The Editor Formerly Known as Mr. Deathrealm. Author of BLUE DEVIL ISLAND, THE NIGHTMARE FRONTIER, THE LEBO COVEN, DARK SHADOWS: DREAMS OF THE DARK (with Elizabeth Massie), BALAK, YOUNG BLOOD (with Mat & Myron Smith), et. al. Feed at your own risk.
Saturday, February 4, 2012
Destroy All Planets!
Gamera vs. Viras (Gamera Tai Bairasu, 1968)
DVD Description: Released by Shout! Factory, (2010; double-billed with Gamera vs. Gyaos); Japanese version with subtitles; original AIP dub; publicity gallery
Directed by Noriaki Yuasa
Starring Kôjirô Hongô, Tôru Takatsuka, Carl Craig, Peter Williams, Carl Clay, Michiko Yaegaki, Mari Atsumi, Junko Yashiro
Unbeknownst to its people, the earth is about to come under attack! As a bizarre cluster of striped spheres hurtles toward the unsuspecting planet, Gamera suddenly comes round, pops the spaceship a good one, and down it goes. Before their demise, the aliens on board report back to their home world that they have an enemy on Earth—the big flying turtle.

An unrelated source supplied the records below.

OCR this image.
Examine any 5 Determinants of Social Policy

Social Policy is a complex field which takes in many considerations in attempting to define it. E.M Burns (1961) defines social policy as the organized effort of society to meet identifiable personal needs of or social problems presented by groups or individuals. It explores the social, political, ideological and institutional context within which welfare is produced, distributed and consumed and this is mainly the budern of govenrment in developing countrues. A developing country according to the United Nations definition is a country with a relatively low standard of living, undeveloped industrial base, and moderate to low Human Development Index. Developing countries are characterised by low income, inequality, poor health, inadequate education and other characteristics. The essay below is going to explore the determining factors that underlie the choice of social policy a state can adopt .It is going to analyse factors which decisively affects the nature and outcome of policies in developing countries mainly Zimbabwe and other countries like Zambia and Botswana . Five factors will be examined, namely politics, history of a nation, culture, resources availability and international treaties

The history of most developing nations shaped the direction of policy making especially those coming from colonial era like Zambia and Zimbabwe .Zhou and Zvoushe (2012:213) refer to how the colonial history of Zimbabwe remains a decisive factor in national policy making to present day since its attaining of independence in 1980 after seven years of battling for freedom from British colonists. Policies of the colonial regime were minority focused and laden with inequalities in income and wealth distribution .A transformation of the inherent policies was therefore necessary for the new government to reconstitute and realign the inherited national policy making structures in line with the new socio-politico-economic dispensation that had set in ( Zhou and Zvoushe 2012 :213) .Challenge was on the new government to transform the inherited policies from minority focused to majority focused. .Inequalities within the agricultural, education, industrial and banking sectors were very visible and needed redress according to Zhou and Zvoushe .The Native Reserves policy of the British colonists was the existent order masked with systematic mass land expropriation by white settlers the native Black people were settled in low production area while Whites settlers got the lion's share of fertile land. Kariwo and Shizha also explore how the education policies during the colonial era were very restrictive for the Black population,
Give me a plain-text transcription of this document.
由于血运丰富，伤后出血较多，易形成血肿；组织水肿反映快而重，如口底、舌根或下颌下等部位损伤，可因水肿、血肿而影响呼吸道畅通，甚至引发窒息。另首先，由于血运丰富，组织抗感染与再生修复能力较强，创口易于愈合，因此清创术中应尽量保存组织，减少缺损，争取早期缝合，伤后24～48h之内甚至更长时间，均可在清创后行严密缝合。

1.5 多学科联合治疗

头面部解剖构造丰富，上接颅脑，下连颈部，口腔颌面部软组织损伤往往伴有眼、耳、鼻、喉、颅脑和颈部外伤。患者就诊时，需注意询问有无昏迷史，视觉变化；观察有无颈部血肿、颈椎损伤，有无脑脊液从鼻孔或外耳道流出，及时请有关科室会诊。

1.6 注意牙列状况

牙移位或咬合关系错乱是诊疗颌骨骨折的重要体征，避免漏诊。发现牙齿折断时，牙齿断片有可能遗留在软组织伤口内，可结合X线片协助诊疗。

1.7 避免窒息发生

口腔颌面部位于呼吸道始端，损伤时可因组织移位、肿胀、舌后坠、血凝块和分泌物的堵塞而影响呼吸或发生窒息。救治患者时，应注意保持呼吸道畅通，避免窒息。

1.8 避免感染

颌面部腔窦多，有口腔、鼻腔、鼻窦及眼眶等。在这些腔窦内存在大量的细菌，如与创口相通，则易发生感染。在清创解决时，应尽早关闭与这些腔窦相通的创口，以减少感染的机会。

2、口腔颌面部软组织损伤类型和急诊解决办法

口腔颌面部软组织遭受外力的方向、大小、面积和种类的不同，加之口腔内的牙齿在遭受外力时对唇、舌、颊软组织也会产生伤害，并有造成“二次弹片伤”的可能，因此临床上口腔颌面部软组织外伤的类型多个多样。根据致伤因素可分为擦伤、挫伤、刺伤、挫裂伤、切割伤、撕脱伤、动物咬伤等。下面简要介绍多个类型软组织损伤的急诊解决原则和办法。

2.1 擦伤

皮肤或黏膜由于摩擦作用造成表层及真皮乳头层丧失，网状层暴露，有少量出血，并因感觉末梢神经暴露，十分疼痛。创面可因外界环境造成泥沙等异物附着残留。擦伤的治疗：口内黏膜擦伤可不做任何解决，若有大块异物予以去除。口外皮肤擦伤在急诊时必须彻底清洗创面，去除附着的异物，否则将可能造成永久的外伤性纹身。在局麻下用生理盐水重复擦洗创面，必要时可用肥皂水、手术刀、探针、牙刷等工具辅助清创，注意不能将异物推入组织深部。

Cut to Japan, where we meet Jim (Carl Craig) and Masao (Tôru Takatsuka), a couple of precocious Boy Scouts who are visiting an aquarium with their troop. They finagle their way into an experimental mini sub and take it cruising around the bay. Under the sea, they discover Gamera, who engages them in an amusing race. Suddenly, another alien spaceship appears and unleashes a force field beam that entraps the monster as well as the boys. Jim and Masao manage to get free, but the aliens examine Gamera's memories (by means of stock footage) and discover its affection for children—a weakness they intend to exploit.
The aliens capture Jim and Masao and take control of Gamera by means of a brain-wave control device. Gamera...again via stock footage...inflicts serious damage on some miniature sets. Aboard the alien ship, Jim and Masao encounter a grotesque, squid-like being, which they assume to be another captive of the aliens—only to learn that it is, in fact, the alien leader. The ingenious younsters figure out how to make Gamera do the opposite of what the aliens order it to do, and so it attacks the spaceship, saving the boys and forcing the aliens to rethink their plans of conquest. In desperation, the squid-like alien decapitates its minions—all of which transform into squid-like critters and then combine to create one gigantic, malevolent Viras monster. For the final ten minutes of the movie, Gamera and Viras battle to the death, and in the end...shock of shocks...the big turtle again emerges victorious.
If this movie sounds ridiculous, it's because it's a ridiculous movie. While none of the preceding Gamera films were shining examples of cinematic sophistication, this is the first of the series to cast off its shackles of inhibition and shamelessly shoot straight at the kiddie market. That's not to say Gamera vs. Viras isn't reasonably entertaining for the older set; you just need to be a member of the older set with more than a few remnants of the ten-year-old left lingering in your psyche. Then again, I'm really not so sure. As I've said many times before, as a ten-year-old (and even younger), I wanted my daikaiju played straight. I wanted merciless monsters, hard-boiled heroes, and exquisite destruction. Nothing irked me more than juvenile protagonists and muppet-like monsters. To a large extent that's still true, though in my old age I tend to have a more sporting attitude.
The threadbare budget works against this movie right from the start. The miniatures and sets are sparse, and the cinematography does nothing to disguise the fact. Gamera looks more puppy-like than ever, and Viras treads the line between the wicked and the comical. Stock footage from the previous films comprise a distressing percentage of the film's running time. However, much like its predecessor, this film trusts that its younger viewers can handle it and features one of the most surprisingly violent scenes in all daikaiju history. Once the Viras leader has revealed itself, furious at having been foiled by the earthlings, it uses one of its arms to graphically behead its subordinates—which then grow new squid-like heads that protrude grotesquely from their humanoid bodies. I don't believe I saw this movie until I was well into adulthood, and I recall being quite taken aback (agreeably so, I must say) by this unabridged display of savagery. It's one of those little moments that turn what might be an otherwise forgettable movie into something of a novelty.
Like Gamera vs. Barugon and Gamera vs. Gyaos before it, Gamera vs. Viras received no theatrical release in the United States. Instead, in 1969, AIP-TV released it directly to television under the title Destroy All Planets—no doubt to capitalize on the success of Toho's Destroy All Monsters, which AIP had released to theaters in May of that year. The Shout! Factory double-feature DVD (which also features Gamera vs. Gyaos, reviewed here) presents the film with both the original Japanese language version and the AIP-Titan Studios dub. It's a good buy, to be sure, assuming you're one of those daikaiju completists (like me) with the squid-like heart of a child.